Removing encrypted messages would mean giving an enormous amount of trust to the UK government. This is an impartial publication, but in terms of recent incidents in UK politics (All things Dominic Cummings or Partygate are recent examples, but let’s not forget the Iraq war and the plethora of lies that came with it), one could argue they have done little to earn such trust. Edward Snowdon’s whistleblowing is fairly concrete proof that if the government is able to listen and store private messages, they will. Charles Mok, a former legislator in Hong Kong, argued removing end-to-end encryption and relying on the government and police is like:
‘the police telling people not to lock their doors so the police can conveniently come in and search’
Although a nice idea, the police would have unprecedented access into their citizens’ private lives. What’s more, Mok argued this would make it much easier for criminals, be they cyber or otherwise, to act against people. Aside from the UK and its citizens, there is worry that passing this bill will set a bad precedent for foreign governments who already have a strained relationship with their citizens.
Thailand’s current military administration Prayuth Chan-ocha has used NSO Group’s Pegasus spyware on its activists, and similar technologies have been used in Hong Kong, Iran and elsewhere. Sam Goodman, director of policy and advocacy at the UK-based Hong Kong Watch argued it would be ‘near to impossible’ to work with sources and sensitive information without encrypted messages.
Meredith Whittaker, President of the Signal Foundation argued Signal would refuse to lower their privacy standards regardless. They have implemented proxies and other tools in Iran when faced with a similar issue, and she said they would do the same in the UK if needed.

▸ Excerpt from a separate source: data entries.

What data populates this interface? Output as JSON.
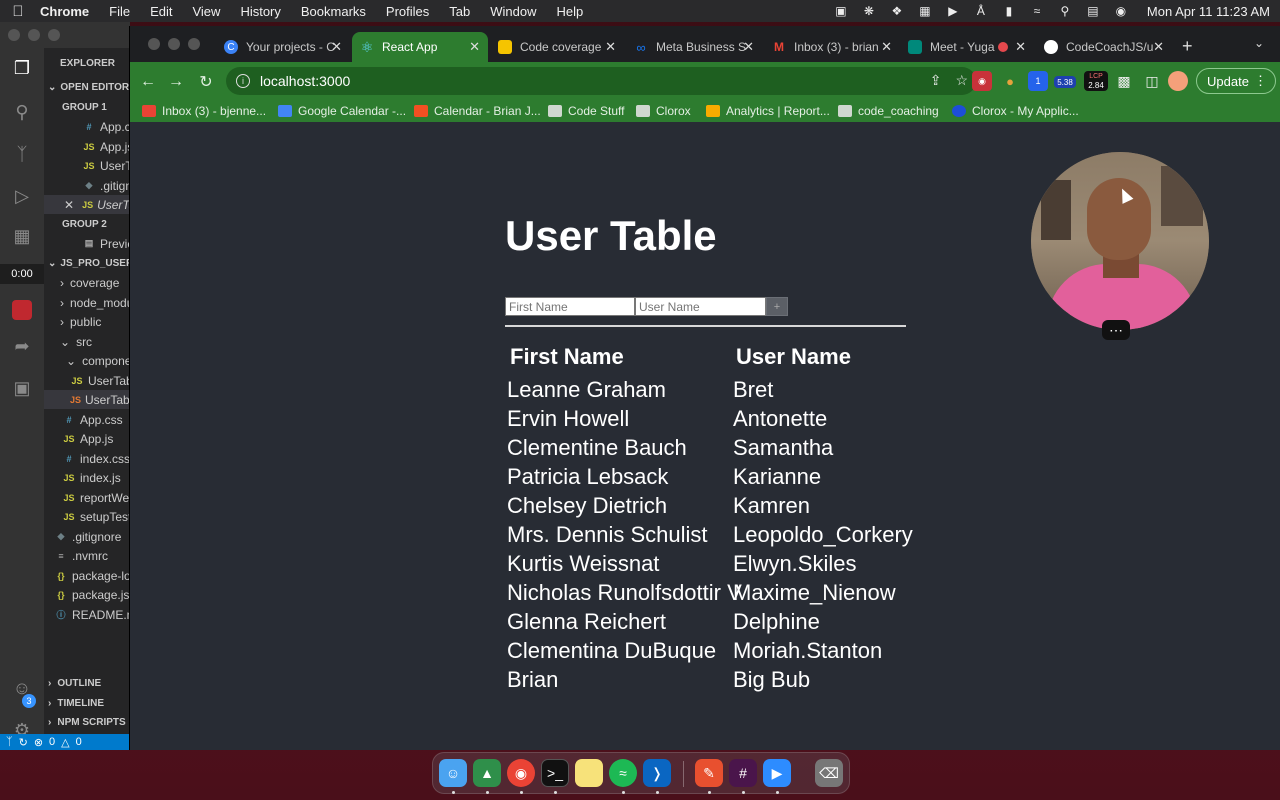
{
  "menubar": {
    "app_name": "Chrome",
    "items": [
      "File",
      "Edit",
      "View",
      "History",
      "Bookmarks",
      "Profiles",
      "Tab",
      "Window",
      "Help"
    ],
    "clock": "Mon Apr 11  11:23 AM"
  },
  "vscode": {
    "explorer_title": "EXPLORER",
    "open_editors": "OPEN EDITORS",
    "group1": "GROUP 1",
    "group1_files": [
      "App.css",
      "App.js",
      "UserTable",
      ".gitignore",
      "UserTable"
    ],
    "group2": "GROUP 2",
    "group2_files": [
      "Preview"
    ],
    "project": "JS_PRO_USER",
    "tree": [
      "coverage",
      "node_modules",
      "public",
      "src",
      "components",
      "UserTable",
      "UserTable",
      "App.css",
      "App.js",
      "index.css",
      "index.js",
      "reportWebVitals",
      "setupTests",
      ".gitignore",
      ".nvmrc",
      "package-lock",
      "package.json",
      "README.md"
    ],
    "outline": "OUTLINE",
    "timeline": "TIMELINE",
    "npm_scripts": "NPM SCRIPTS",
    "timer": "0:00",
    "badge": "3",
    "status_errors": "0",
    "status_warnings": "0"
  },
  "browser": {
    "tabs": [
      {
        "label": "Your projects - C",
        "favicon": "codesandbox-icon",
        "color": "#3b82f6"
      },
      {
        "label": "React App",
        "favicon": "react-icon",
        "color": "#61dafb",
        "active": true
      },
      {
        "label": "Code coverage",
        "favicon": "coverage-icon",
        "color": "#f5c400"
      },
      {
        "label": "Meta Business S",
        "favicon": "meta-icon",
        "color": "#1877f2"
      },
      {
        "label": "Inbox (3) - brian",
        "favicon": "gmail-icon",
        "color": "#ea4335"
      },
      {
        "label": "Meet - Yuga",
        "favicon": "meet-icon",
        "color": "#00897b"
      },
      {
        "label": "CodeCoachJS/u",
        "favicon": "github-icon",
        "color": "#ffffff"
      }
    ],
    "url": "localhost:3000",
    "update_label": "Update",
    "ext_badge_1": "1",
    "ext_badge_2": "5.38",
    "ext_badge_3": "2.84",
    "ext_lcp": "LCP",
    "bookmarks": [
      "Inbox (3) - bjenne...",
      "Google Calendar -...",
      "Calendar - Brian J...",
      "Code Stuff",
      "Clorox",
      "Analytics | Report...",
      "code_coaching",
      "Clorox - My Applic..."
    ]
  },
  "app": {
    "title": "User Table",
    "first_name_placeholder": "First Name",
    "user_name_placeholder": "User Name",
    "add_label": "+",
    "columns": [
      "First Name",
      "User Name"
    ],
    "rows": [
      {
        "first": "Leanne Graham",
        "user": "Bret"
      },
      {
        "first": "Ervin Howell",
        "user": "Antonette"
      },
      {
        "first": "Clementine Bauch",
        "user": "Samantha"
      },
      {
        "first": "Patricia Lebsack",
        "user": "Karianne"
      },
      {
        "first": "Chelsey Dietrich",
        "user": "Kamren"
      },
      {
        "first": "Mrs. Dennis Schulist",
        "user": "Leopoldo_Corkery"
      },
      {
        "first": "Kurtis Weissnat",
        "user": "Elwyn.Skiles"
      },
      {
        "first": "Nicholas Runolfsdottir V",
        "user": "Maxime_Nienow"
      },
      {
        "first": "Glenna Reichert",
        "user": "Delphine"
      },
      {
        "first": "Clementina DuBuque",
        "user": "Moriah.Stanton"
      },
      {
        "first": "Brian",
        "user": "Big Bub"
      }
    ]
  },
  "dock": [
    "finder",
    "sourcetree",
    "chrome",
    "terminal",
    "notes",
    "spotify",
    "vscode",
    "pencil",
    "slack",
    "zoom",
    "trash"
  ]
}
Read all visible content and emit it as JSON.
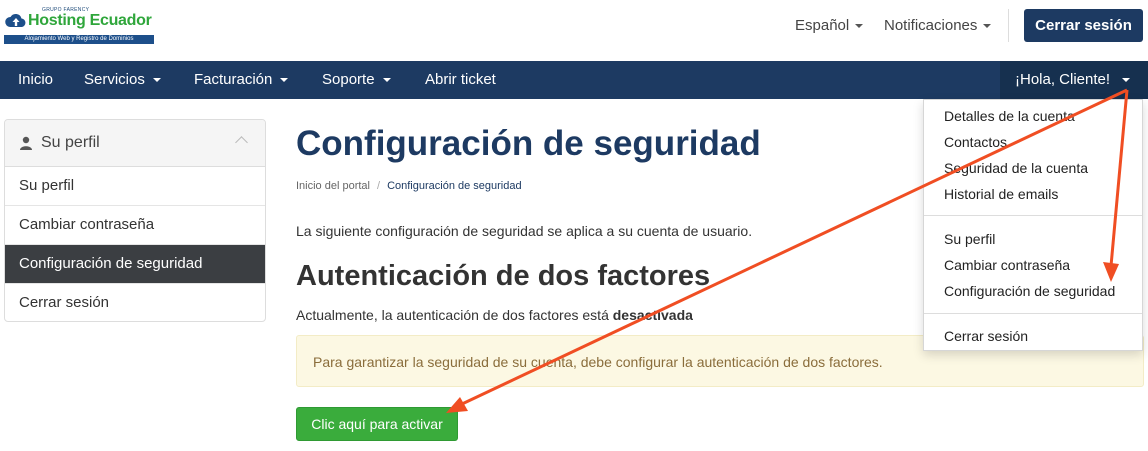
{
  "logo": {
    "small": "GRUPO FARENCY",
    "main": "Hosting Ecuador",
    "tagline": "Alojamiento Web y Registro de Dominios"
  },
  "topbar": {
    "language": "Español",
    "notifications": "Notificaciones",
    "logout": "Cerrar sesión"
  },
  "navbar": {
    "items": [
      {
        "label": "Inicio"
      },
      {
        "label": "Servicios"
      },
      {
        "label": "Facturación"
      },
      {
        "label": "Soporte"
      },
      {
        "label": "Abrir ticket"
      }
    ],
    "account": "¡Hola, Cliente!"
  },
  "sidebar": {
    "title": "Su perfil",
    "items": [
      {
        "label": "Su perfil"
      },
      {
        "label": "Cambiar contraseña"
      },
      {
        "label": "Configuración de seguridad"
      },
      {
        "label": "Cerrar sesión"
      }
    ]
  },
  "main": {
    "title": "Configuración de seguridad",
    "breadcrumb": {
      "home": "Inicio del portal",
      "separator": "/",
      "current": "Configuración de seguridad"
    },
    "intro": "La siguiente configuración de seguridad se aplica a su cuenta de usuario.",
    "section_title": "Autenticación de dos factores",
    "status_prefix": "Actualmente, la autenticación de dos factores está",
    "status_value": "desactivada",
    "alert": "Para garantizar la seguridad de su cuenta, debe configurar la autenticación de dos factores.",
    "activate_button": "Clic aquí para activar"
  },
  "dropdown": {
    "group1": [
      {
        "label": "Detalles de la cuenta"
      },
      {
        "label": "Contactos"
      },
      {
        "label": "Seguridad de la cuenta"
      },
      {
        "label": "Historial de emails"
      }
    ],
    "group2": [
      {
        "label": "Su perfil"
      },
      {
        "label": "Cambiar contraseña"
      },
      {
        "label": "Configuración de seguridad"
      }
    ],
    "group3": [
      {
        "label": "Cerrar sesión"
      }
    ]
  },
  "colors": {
    "brand_navy": "#1d3a62",
    "brand_green": "#2fa63b",
    "annotation_arrow": "#f04e23",
    "alert_bg": "#fcf8e3",
    "success": "#3aac3c"
  },
  "icons": {
    "sidebar_header": "user-icon",
    "logo": "cloud-upload-icon"
  }
}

Whatsapp, for their part, threatened to leave the UK outright.
A 2022 survey of over a thousand IT experts by the BCS revealed only 19% of experts thought the bill would make the internet safer. 58% argued it would harm freedom of speech. Both tech companies and the UK government say they are working in the interest of public safety.
In reality, although paedophilia and online child exploitation is a serious issue that must be dealt with, removing the security that end-to-end encryption brings is a dangerous proposition, especially when so much of people’s data and private lives are easily available to governments or malicious actors. Having a secure, private messaging service is extremely appealing to protestors, NGO’s, human rights activists and even just the general populace who would rather not have their or other governments involved in their private lives. As of yet, the debate continues.